The Florida Campaign for Criminal Justice Reform (CCJR) mobilized this session to address decades of failed “tough-on-crime” policies that have caused the state’s prison population to balloon by more than 1,000 percent since 1970.
Partners from more than a dozen organizations along the political spectrum, as well as citizens with personal stories to tell lawmakers, educated legislators and their staffers on the pressing need for criminal justice reform in the Sunshine State. Several states, including many of our Southern neighbors, have approved reforms that resulted in lower incarceration and taxpayer savings while maintaining public safety.
An Important First Step
Data is critical to making informed decisions and we applaud the Florida Legislature’s funding of $300,000 for criminal justice research. The CCJR anticipates a working group will review that research and recommend substantive criminal justice reform measures for the 2018 Legislative Session.
No Profiting from Mugshots / Sealing Arrest Records
Legislators banned the practice of publishing an arrestee’s mugshot then soliciting removal of the photo for a fee. In addition, criminal history records of an arrest or incident of alleged criminal activity that resulted in a dismissal, acquittal, or not guilty verdict will be administratively sealed. Arrest records can prevent individuals from obtaining jobs and leading productive lives, and this legislation will help ensure that arrests do not taint an individual’s future prospects.
Standards for Eyewitness Identification
The Innocence Project of Florida reports that eyewitness misidentification was the cause behind 64 percent of the Florida cases in which DNA evidence later exonerated the defendant. The Eyewitness Identification Reform Act approved this session should prevent such tragic errors in justice. This legislation creates procedures for state, county, and municipal law enforcement agencies to follow when they have in-person or photo lineups for an eyewitness to identify a suspect. These procedures require the use of a lineup administrator who is unaware of which person in a live lineup is the suspect. For photo lineups, the procedures prohibit the photo administrator from knowing which of the photographs presented to the eyewitness is of the suspect. Live lineups are prohibited if an independent lineup administrator is not available.
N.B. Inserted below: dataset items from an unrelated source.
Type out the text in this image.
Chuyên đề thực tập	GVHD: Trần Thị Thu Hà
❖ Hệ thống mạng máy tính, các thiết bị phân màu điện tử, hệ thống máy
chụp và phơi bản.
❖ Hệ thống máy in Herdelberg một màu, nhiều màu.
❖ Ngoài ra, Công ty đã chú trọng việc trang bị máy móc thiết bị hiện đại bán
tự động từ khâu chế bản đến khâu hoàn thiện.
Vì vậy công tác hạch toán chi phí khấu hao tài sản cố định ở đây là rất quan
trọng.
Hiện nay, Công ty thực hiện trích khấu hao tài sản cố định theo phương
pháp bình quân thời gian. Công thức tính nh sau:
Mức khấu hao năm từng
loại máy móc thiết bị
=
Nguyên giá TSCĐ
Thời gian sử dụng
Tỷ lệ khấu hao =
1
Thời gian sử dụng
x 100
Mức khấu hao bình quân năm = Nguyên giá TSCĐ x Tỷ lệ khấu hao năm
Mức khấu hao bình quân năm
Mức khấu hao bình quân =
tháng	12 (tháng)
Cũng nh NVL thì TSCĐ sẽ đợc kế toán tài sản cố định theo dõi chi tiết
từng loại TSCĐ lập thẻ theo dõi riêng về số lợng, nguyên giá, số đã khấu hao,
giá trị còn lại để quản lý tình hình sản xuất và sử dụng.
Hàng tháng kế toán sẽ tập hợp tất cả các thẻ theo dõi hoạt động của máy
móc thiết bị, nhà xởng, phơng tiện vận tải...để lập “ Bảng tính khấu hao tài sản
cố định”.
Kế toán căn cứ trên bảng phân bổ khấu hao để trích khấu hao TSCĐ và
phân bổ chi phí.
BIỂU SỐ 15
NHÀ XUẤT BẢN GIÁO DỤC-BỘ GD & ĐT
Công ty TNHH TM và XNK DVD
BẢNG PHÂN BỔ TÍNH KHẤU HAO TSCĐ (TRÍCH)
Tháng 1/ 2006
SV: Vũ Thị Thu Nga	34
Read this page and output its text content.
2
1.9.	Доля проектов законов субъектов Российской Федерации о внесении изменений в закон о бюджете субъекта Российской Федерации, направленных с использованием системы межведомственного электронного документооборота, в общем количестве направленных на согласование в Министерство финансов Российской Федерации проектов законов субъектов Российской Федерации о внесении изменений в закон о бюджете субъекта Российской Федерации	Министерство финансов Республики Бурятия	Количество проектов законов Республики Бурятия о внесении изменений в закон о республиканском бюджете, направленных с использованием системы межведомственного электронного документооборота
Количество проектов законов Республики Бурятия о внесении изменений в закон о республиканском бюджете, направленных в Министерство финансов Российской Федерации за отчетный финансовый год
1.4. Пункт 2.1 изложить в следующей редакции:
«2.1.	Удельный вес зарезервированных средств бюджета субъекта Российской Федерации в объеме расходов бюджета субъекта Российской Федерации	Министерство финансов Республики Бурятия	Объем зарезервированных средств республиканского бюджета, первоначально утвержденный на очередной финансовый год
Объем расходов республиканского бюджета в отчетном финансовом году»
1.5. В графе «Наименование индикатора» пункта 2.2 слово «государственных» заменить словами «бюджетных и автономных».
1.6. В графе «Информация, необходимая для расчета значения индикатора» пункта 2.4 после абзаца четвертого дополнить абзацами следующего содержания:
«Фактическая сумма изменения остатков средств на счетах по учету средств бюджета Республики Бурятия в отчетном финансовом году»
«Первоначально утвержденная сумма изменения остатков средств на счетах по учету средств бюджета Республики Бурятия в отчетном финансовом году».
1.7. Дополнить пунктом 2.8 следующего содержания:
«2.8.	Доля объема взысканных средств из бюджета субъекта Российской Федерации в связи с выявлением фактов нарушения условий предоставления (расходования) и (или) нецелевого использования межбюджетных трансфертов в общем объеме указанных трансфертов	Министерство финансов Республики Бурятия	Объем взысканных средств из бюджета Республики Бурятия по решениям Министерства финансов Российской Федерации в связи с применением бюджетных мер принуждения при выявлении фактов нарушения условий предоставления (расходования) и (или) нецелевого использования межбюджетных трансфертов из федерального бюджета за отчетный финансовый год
Florida’s Criminal Justice Future
Florida today imprisons approximately 100,000 people, costing taxpayers $2.3 billion annually – more than the state allocates for higher education. One out of every 104 people is currently locked up, giving Florida the ninth highest incarceration rate in the country. In addition, one out of 54 residents is under some kind of supervision by the criminal justice system.
This is untenable for Florida’s future. Over the next several months, the CCJR will continue to advocate across the state for smart solutions and prepare to work during the 2018 Legislative Session to end over-criminalization and over-incarceration while not compromising public safety.